À la fin du XVIIe siècle, dans la dernière partie du manuscrit Darduin, celle ajoutée par un anonyme et qui contient des matières premières et des recettes innovatrices, un nouveau système opacifiant basé sur la formation de oxy-arséniate de plomb (3Pb3(AsO4).PbO) apparaît. Dans la recette, sont introduits en même temps l'oxyde de plomb (sous forme de litharge ou de minium) et l'oxyde d'arsenic. Suivant le rapport entre les teneurs de plomb et d'arsenic (et peut-être en conséquence d'un traitement thermique différent en phase de fabrication de l'objet), on obtient soit un verre opalescent (fig. 9) qui imite l'aspect d'une variété d'opale appelée girasole13 (la première recette est la n° 214, datée 1693, avec le titre « Per fare girasole da perleri »), soit un verre opaque (fig. 10) comme le reportent de nombreuses recettes du même manuscrit, par exemple la n° 219 pour faire un « autre beau blanc » (altro bianco bello). Ce système à l'arséniate de plomb est utilisé dans les siècles suivants pour obtenir une nouvelle version du lattimo et du smalto.
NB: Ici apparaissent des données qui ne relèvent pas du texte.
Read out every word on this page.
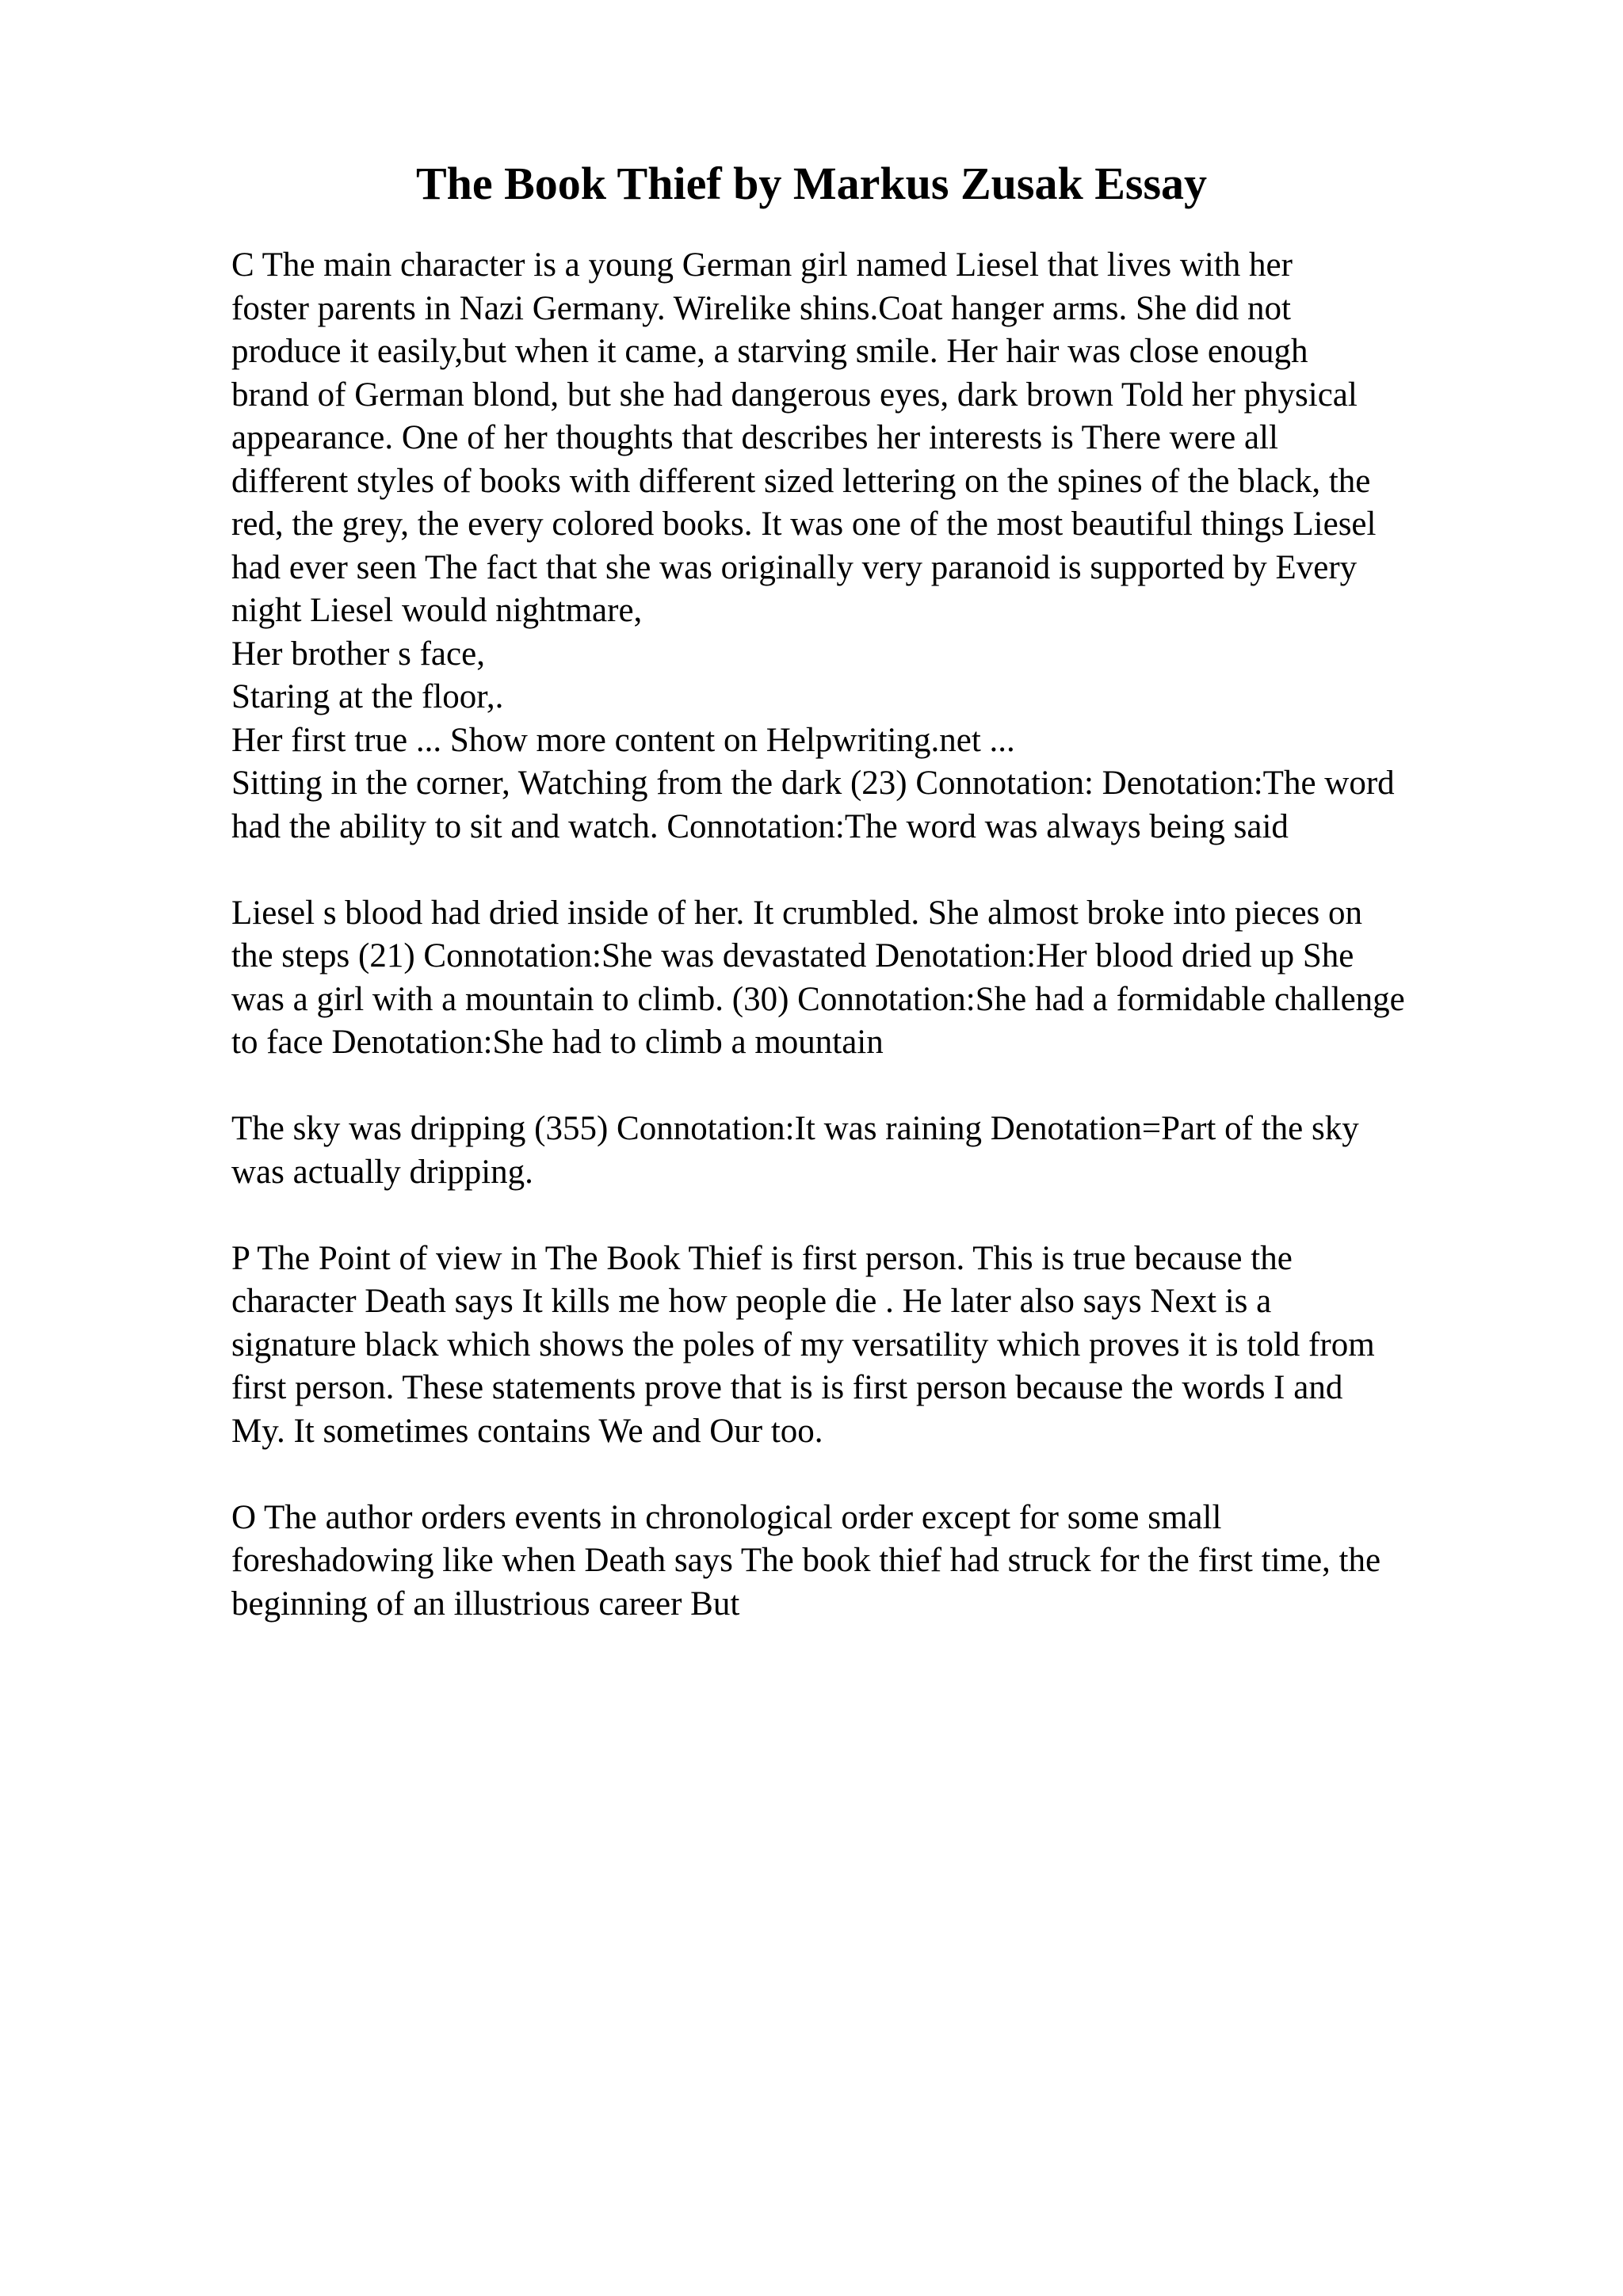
The Book Thief by Markus Zusak Essay
C The main character is a young German girl named Liesel that lives with her
foster parents in Nazi Germany. Wirelike shins.Coat hanger arms. She did not
produce it easily,but when it came, a starving smile. Her hair was close enough
brand of German blond, but she had dangerous eyes, dark brown Told her physical
appearance. One of her thoughts that describes her interests is There were all
different styles of books with different sized lettering on the spines of the black, the
red, the grey, the every colored books. It was one of the most beautiful things Liesel
had ever seen The fact that she was originally very paranoid is supported by Every
night Liesel would nightmare,
Her brother s face,
Staring at the floor,.
Her first true ... Show more content on Helpwriting.net ...
Sitting in the corner, Watching from the dark (23) Connotation: Denotation:The word
had the ability to sit and watch. Connotation:The word was always being said
Liesel s blood had dried inside of her. It crumbled. She almost broke into pieces on
the steps (21) Connotation:She was devastated Denotation:Her blood dried up She
was a girl with a mountain to climb. (30) Connotation:She had a formidable challenge
to face Denotation:She had to climb a mountain
The sky was dripping (355) Connotation:It was raining Denotation=Part of the sky
was actually dripping.
P The Point of view in The Book Thief is first person. This is true because the
character Death says It kills me how people die . He later also says Next is a
signature black which shows the poles of my versatility which proves it is told from
first person. These statements prove that is is first person because the words I and
My. It sometimes contains We and Our too.
O The author orders events in chronological order except for some small
foreshadowing like when Death says The book thief had struck for the first time, the
beginning of an illustrious career But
L'arsenic est cité, peut-être pour la première fois, dans le manuscrit Montpellier à la recette n° 13, mais dans un verre sans plomb14. Neri mentionne l'arsenic cristallin dans certaines recettes, mais jamais avec une fonction opacifiante.
Composés fluorés
Au XIXe siècle, apparaissent les verres opaques à base de fluorures de calcium et de sodium. Dans la recette, le fluor est introduit à travers le spath fluor (CaF2), la cryolite (AlF3.NaF) ou le fluosilicate de sodium (Na2SiF6). C'est la composition de base pour les verres dits « bianco latte », utilisés au XXe siècle surtout dans les appareils d'illumination (diffuseurs), dans lesquels le verre opaque est inséré entre deux couches de cristal.
Quartz
Un autre système, utilisé surtout pour la production de tesselles opaques pour le revêtement ou le placage des parois des piscines, salles de bain etc., est basé sur l'introduction de poudre de quartz (sable de silice) dans le verre à la fin de la fusion, de façon à ce que les grains de quartz ne se dissolvent pas dans la masse et en provoquent l'opacité.
Les compositions des verres blancs opaques
Dans le tableau 2 ont été reportées les analyses de verres vénitiens produits à Murano du XVIe au XIXe siècle, opacifiés par l'antimoniate de calcium.
On peut noter que les teneurs en antimoine (Sb2O3) varient de 2,8 à 5,6 % (teneur moyenne 3,96 %), en calcium (CaO) de 6,3 à 8,3 % (teneur moyenne 7,36 %), en plomb (PbO) de 0 à 14,4 %.
Si on compare ces valeurs moyennes à la composition du verre blanc du vase Portland (Sb2O3 3,3 %, CaO 6,3 %), on constate que les différences sont très faibles et on peut donc dire que la composition des verres vénitiens, au moins pour les éléments qui entrent dans l'opacifiant, i.e. les oxydes d'antimoine et de calcium, est comparable aux compositions des verres analogues de l'époque romaine.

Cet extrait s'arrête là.